Le rêve a tourné au cauchemar. Depuis la pose de la première pierre en mai 2015, le chantier du nouveau dojo fédéral au centre sportif de Blocry a connu moultes péripéties. Des sous-traitants impayés, une société en réorganisation judiciaire, un curateur absent… bref, autant d’épines dans le pied de la Fédération de judo qui a décidé de prendre le pas sur ce chantier.

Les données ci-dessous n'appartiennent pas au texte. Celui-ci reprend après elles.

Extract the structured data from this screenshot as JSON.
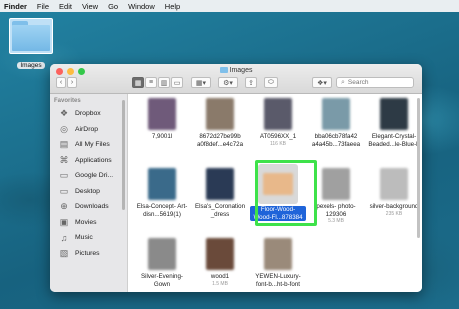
{
  "menubar": {
    "app": "Finder",
    "items": [
      "File",
      "Edit",
      "View",
      "Go",
      "Window",
      "Help"
    ]
  },
  "desktop": {
    "folder_label": "Images"
  },
  "window": {
    "title": "Images",
    "search_placeholder": "Search"
  },
  "sidebar": {
    "heading": "Favorites",
    "items": [
      {
        "label": "Dropbox",
        "icon": "dropbox-icon"
      },
      {
        "label": "AirDrop",
        "icon": "airdrop-icon"
      },
      {
        "label": "All My Files",
        "icon": "all-files-icon"
      },
      {
        "label": "Applications",
        "icon": "applications-icon"
      },
      {
        "label": "Google Dri...",
        "icon": "google-drive-icon"
      },
      {
        "label": "Desktop",
        "icon": "desktop-icon"
      },
      {
        "label": "Downloads",
        "icon": "downloads-icon"
      },
      {
        "label": "Movies",
        "icon": "movies-icon"
      },
      {
        "label": "Music",
        "icon": "music-icon"
      },
      {
        "label": "Pictures",
        "icon": "pictures-icon"
      }
    ]
  },
  "files": [
    {
      "name": "7,9001l",
      "size": "",
      "color": "#6f5a7a"
    },
    {
      "name": "8672d27be99b a0f8def...e4c72a",
      "size": "",
      "color": "#8a7a6a"
    },
    {
      "name": "AT0596XX_1",
      "size": "116 KB",
      "color": "#5a5a6a"
    },
    {
      "name": "bba06cb78fa42 a4a45b...73faeea",
      "size": "",
      "color": "#7a9aa8"
    },
    {
      "name": "Elegant-Crystal- Beaded...le-Blue-b",
      "size": "",
      "color": "#2d3a45"
    },
    {
      "name": "Elsa-Concept- Art-disn...5619(1)",
      "size": "",
      "color": "#3a6a8a"
    },
    {
      "name": "Elsa's_Coronation _dress",
      "size": "",
      "color": "#2a3a55"
    },
    {
      "name": "Floor-Wood- Wood-Fl...878384",
      "size": "",
      "color": "#e8b88a",
      "selected": true
    },
    {
      "name": "pexels- photo-129306",
      "size": "5.3 MB",
      "color": "#a0a0a0"
    },
    {
      "name": "silver-background",
      "size": "235 KB",
      "color": "#bcbcbc"
    },
    {
      "name": "Silver-Evening- Gown",
      "size": "",
      "color": "#8a8a8a"
    },
    {
      "name": "wood1",
      "size": "1.5 MB",
      "color": "#6a4a3a"
    },
    {
      "name": "YEWEN-Luxury- font-b...ht-b-font",
      "size": "",
      "color": "#9a8a7a"
    }
  ]
}
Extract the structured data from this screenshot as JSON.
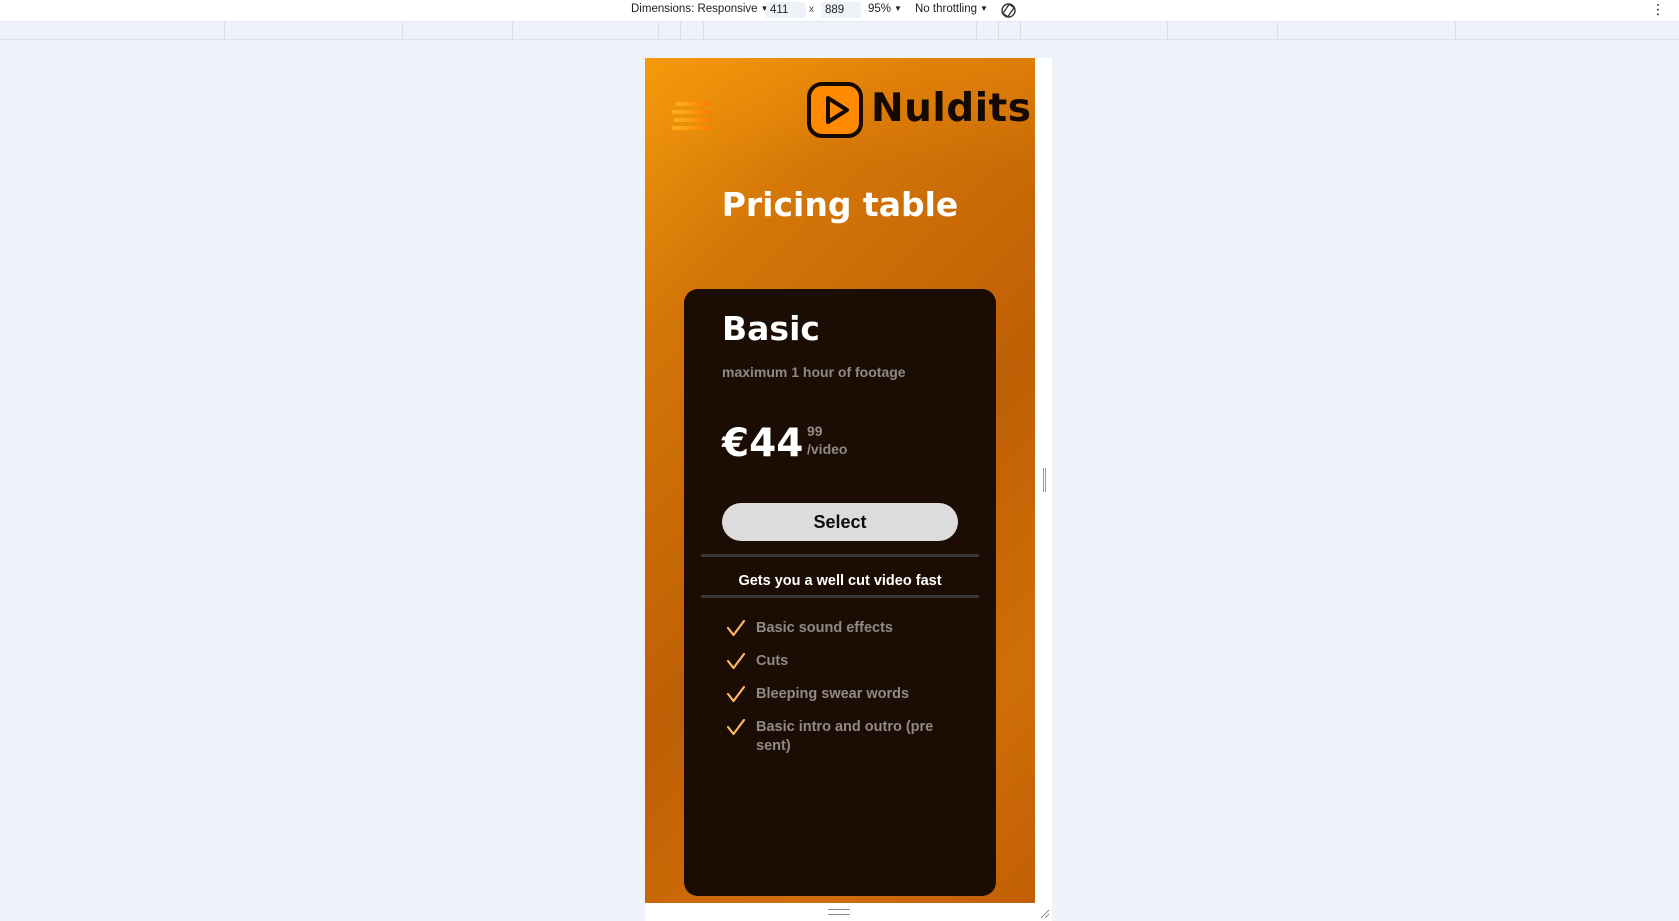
{
  "devtools": {
    "dimensions_label": "Dimensions: Responsive",
    "width": "411",
    "times": "x",
    "height": "889",
    "zoom": "95%",
    "throttling": "No throttling"
  },
  "site": {
    "brand": "Nuldits",
    "brand_color": "#ff8a00",
    "page_title": "Pricing table"
  },
  "plan": {
    "name": "Basic",
    "subtitle": "maximum 1 hour of footage",
    "price_main": "€44",
    "price_cents": "99",
    "price_unit": "/video",
    "select_label": "Select",
    "tagline": "Gets you a well cut video fast",
    "features": [
      "Basic sound effects",
      "Cuts",
      "Bleeping swear words",
      "Basic intro and outro (pre sent)"
    ],
    "check_color": "#ffb56b"
  },
  "icons": {
    "menu": "hamburger-menu-icon",
    "logo": "play-icon",
    "check": "check-icon",
    "rotate": "rotate-icon",
    "more": "more-vert-icon"
  }
}
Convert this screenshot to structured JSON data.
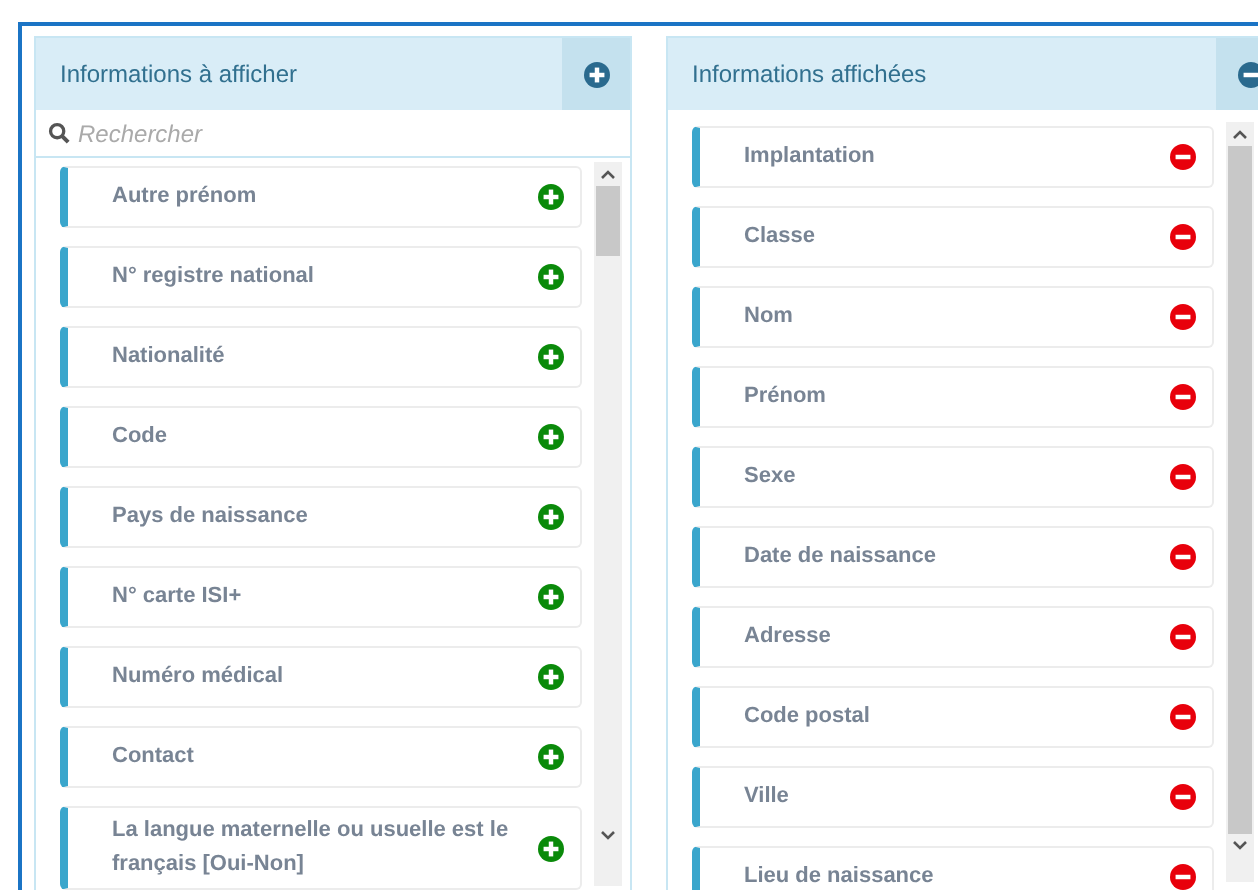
{
  "panels": [
    {
      "title": "Informations à afficher",
      "kind": "add",
      "search": {
        "placeholder": "Rechercher"
      },
      "items": [
        {
          "label": "Autre prénom"
        },
        {
          "label": "N° registre national"
        },
        {
          "label": "Nationalité"
        },
        {
          "label": "Code"
        },
        {
          "label": "Pays de naissance"
        },
        {
          "label": "N° carte ISI+"
        },
        {
          "label": "Numéro médical"
        },
        {
          "label": "Contact"
        },
        {
          "label": "La langue maternelle ou usuelle est le français [Oui-Non]"
        }
      ]
    },
    {
      "title": "Informations affichées",
      "kind": "remove",
      "items": [
        {
          "label": "Implantation"
        },
        {
          "label": "Classe"
        },
        {
          "label": "Nom"
        },
        {
          "label": "Prénom"
        },
        {
          "label": "Sexe"
        },
        {
          "label": "Date de naissance"
        },
        {
          "label": "Adresse"
        },
        {
          "label": "Code postal"
        },
        {
          "label": "Ville"
        },
        {
          "label": "Lieu de naissance"
        }
      ]
    }
  ]
}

Pour comprendre , il faut remonter quelques mois en arrière. "Depuis la mi-juillet 2017, la société Théret, en charge de ce chantier, a été déclarée en faillite, nous explique Jean Gretry, secrétaire général de la Fédération francophone belge de judo. Par la suite, en janvier 2018, le curateur a repris différents dossiers de cette société entre ses mains. Sauf que le nôtre, celui du dojo fédéral, a été délaissé par le curateur. Ce n’était pas dans ses intentions de reprendre ce dossier", poursuit-il. Pourquoi ? "Je pense qu’il a pris peur quand il a pris connaissance des manquements dans notre dossier, pense le ecrétaire général. Nous avons donc rompu toute relation contractuelle avec le curateur."

Désormais, pour la Fédération de judo, l’objectif est de mettre la main sur ce dossier. "Le but est de recontacter les sous-traitants et poursuivre le chantier avec eux. Des sous-traitants ont déjà fait leur commande de matériel, il n’y a plus qu’à l’installer. Je pense à l’électricité ou au menuisier par exemple. Nous sommes aussi à la recherche d’un coordinateur de chantier. Mais l’architecte est toujours présent !", indique Jean Gretry.

D’autres problèmes doivent également être réglés : certains sous-traitants n’ont pas été payés par la société Théret. Cette dernière est également en recours direct avec la Fédération francophone de judo. Un énième épisode avant une fin heureuse ? "Cela ne devrait plus prendre des mois. Une fois que nous aurons le dossier entre les mains, tout devrait repartir. Nous avons toujours le soutien du complexe sportif de Blocry et d’Infrasport. Un soutien précieux !", conclut d’ailleurs le secrétaire général.

Et rêver à nouveau d’une enceinte sportive de pointe.